Bounding ahead

Martin Svehla Civil, eNews, News

Sam Molony — back row, third from the right

“It’s really intense but really cool. If you give it a try, you won’t regret it.”

That’s how 34-year-old Sam Molony describes her recent experience completing Outward Bound, after being awarded an Outward Bound Scholarship through Connexis.

“Outward Bound is a real mental, emotional and physical journey; a real rollercoaster,” she says. “It was really interesting and really engaging, but the whole time you’re really pushing yourself outside your limits.

“At the end of our course, one guy said it best: ‘I didn’t just do it. I lived it’.”

Sam, who has completed levels 2, 3 of an Infrastructure Works apprenticeship through Connexis, and has nearly completed level 4.

Prior to completing the Outward Bound course, Sam was working for Downer in Taupō as a construction foreperson. Since returning she has taken on more responsibilities, helping her project manager and contract manager by overseeing jobs and doing all the required paperwork, working with other departments, learning and helping with their jobs also.

Completing the Outward Bound professional course has given her a new boost of confidence in her decisions and some valuable insights into how different types of people work together, says Sam, who has been at Downer Taupō for about two and a half years, and was with Downer in Dunedin for three years before that.

“We had lots of discussions in the [Outward Bound] workshops about how people deal with each other. We talked about recognising different mindsets within a team, and how you can pair people to create strong bonds.”

It’s knowledge Sam is already able to put into practice in her current role with Downer. “Now I’m really enjoying putting teams together at work that I know will mesh well. I look at who’s going to work well together and how to put together teams that will get the best results for our jobs,” she says.

A dairy farmer before going into Civil Construction, Sam has worked in a lot of different aspects of Civil Construction with Downer as she worked through her apprenticeship, including chip sealing, mechanical engineering, and residential sewage and drainage.

“I initially came in to do traffic management, but they didn’t need me on that straight away, so I ended up just working on things to help the other guys out.

“A lot of it is quite physical work, but that doesn’t scare me, just get stuck in. I just really like that you’re constantly learning and meeting different people.

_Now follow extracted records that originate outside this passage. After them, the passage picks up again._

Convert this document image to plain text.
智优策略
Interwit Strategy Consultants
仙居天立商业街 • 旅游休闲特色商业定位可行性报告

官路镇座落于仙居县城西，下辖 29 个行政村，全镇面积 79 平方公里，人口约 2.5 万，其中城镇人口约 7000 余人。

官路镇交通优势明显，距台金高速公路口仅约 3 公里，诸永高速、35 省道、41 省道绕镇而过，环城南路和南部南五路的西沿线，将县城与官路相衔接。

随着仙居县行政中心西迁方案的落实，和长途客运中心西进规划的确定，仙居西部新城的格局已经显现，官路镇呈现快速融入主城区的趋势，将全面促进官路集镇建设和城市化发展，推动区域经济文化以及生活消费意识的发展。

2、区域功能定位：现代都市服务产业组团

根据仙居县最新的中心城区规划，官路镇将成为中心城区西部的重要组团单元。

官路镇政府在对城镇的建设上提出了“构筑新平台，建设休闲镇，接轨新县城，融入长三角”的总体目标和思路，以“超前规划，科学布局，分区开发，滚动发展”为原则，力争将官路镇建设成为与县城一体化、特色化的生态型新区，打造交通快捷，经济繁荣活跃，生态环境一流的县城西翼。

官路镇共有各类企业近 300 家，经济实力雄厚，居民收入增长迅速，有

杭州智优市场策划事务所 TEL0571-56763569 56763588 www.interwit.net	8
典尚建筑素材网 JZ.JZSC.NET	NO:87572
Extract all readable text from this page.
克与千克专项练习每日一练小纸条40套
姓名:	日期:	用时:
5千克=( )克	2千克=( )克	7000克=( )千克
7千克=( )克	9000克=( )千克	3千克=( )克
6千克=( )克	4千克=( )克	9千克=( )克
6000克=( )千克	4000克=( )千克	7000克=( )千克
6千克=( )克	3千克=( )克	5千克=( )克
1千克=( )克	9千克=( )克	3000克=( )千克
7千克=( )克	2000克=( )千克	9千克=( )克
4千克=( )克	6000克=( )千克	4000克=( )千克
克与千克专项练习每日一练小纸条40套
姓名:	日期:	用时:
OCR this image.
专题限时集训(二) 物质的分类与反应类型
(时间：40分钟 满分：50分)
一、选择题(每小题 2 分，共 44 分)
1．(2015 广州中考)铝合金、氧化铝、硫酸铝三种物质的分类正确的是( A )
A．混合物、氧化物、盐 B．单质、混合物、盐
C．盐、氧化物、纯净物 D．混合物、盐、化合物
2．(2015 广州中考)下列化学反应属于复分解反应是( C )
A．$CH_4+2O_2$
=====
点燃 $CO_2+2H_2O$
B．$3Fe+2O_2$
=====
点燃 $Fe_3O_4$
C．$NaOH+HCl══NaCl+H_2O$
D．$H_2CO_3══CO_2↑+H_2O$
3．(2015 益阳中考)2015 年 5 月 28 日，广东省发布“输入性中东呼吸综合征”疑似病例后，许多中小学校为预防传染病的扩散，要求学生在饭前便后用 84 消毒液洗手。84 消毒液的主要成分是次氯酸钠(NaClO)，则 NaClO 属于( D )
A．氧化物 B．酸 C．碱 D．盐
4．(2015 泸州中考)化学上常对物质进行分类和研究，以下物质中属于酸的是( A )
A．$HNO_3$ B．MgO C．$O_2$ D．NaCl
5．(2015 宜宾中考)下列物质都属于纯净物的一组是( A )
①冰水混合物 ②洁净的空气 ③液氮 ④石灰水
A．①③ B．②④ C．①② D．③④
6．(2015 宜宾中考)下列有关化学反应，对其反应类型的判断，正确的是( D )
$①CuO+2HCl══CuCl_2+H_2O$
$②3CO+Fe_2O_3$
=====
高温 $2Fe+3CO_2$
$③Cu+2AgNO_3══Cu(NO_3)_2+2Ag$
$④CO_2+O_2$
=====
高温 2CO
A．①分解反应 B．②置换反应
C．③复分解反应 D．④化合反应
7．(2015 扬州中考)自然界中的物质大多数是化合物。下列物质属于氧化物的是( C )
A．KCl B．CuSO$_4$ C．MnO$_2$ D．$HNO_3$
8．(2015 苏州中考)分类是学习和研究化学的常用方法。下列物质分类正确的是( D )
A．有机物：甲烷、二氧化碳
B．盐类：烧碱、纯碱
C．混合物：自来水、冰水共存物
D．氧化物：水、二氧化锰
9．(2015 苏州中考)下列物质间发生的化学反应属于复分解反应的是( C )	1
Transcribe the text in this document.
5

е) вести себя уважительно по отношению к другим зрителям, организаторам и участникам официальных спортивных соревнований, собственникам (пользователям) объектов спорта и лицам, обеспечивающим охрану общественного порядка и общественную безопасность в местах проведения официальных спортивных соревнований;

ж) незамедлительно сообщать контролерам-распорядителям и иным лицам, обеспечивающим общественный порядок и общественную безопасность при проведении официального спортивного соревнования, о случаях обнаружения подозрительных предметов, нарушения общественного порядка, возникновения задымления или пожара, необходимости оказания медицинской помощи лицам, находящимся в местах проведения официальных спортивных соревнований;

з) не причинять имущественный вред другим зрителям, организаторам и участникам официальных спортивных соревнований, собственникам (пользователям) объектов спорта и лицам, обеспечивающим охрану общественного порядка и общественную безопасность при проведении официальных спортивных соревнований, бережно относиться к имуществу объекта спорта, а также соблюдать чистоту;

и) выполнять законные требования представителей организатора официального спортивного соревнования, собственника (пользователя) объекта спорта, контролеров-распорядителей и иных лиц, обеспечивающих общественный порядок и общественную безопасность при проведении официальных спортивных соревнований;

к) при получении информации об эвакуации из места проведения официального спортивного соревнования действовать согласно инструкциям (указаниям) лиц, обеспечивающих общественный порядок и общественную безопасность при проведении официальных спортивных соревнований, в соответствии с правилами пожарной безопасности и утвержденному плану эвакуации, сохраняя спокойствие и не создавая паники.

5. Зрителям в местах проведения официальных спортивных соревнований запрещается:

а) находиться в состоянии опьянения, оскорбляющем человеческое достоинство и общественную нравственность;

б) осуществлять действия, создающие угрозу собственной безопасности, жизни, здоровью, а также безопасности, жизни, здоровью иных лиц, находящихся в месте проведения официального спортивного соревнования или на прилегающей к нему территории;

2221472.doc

They all help me understand what they do, so I can do my job better.”

“There’s always something new to learn. You think you’re good at something and someone will come along and show you a different way to do it.”

While she is still working out what she wants to tackle next in her job, Sam has no hesitation in recommending young women give Civil Construction a try if they’re considering career options.

“Just give it a go. Just don’t be afraid to ask for help, and ask lots of questions. If you show initiative and interest by asking questions, someone will take you under their wing.

“There’s a lot of older guys who have knowledge to pass on, and someone has to take over from them one day.

“If you can try doing some work experience while you’re at school, or try a Connexis Girls with Hi Vis event, just to get an idea of what it’s all about.”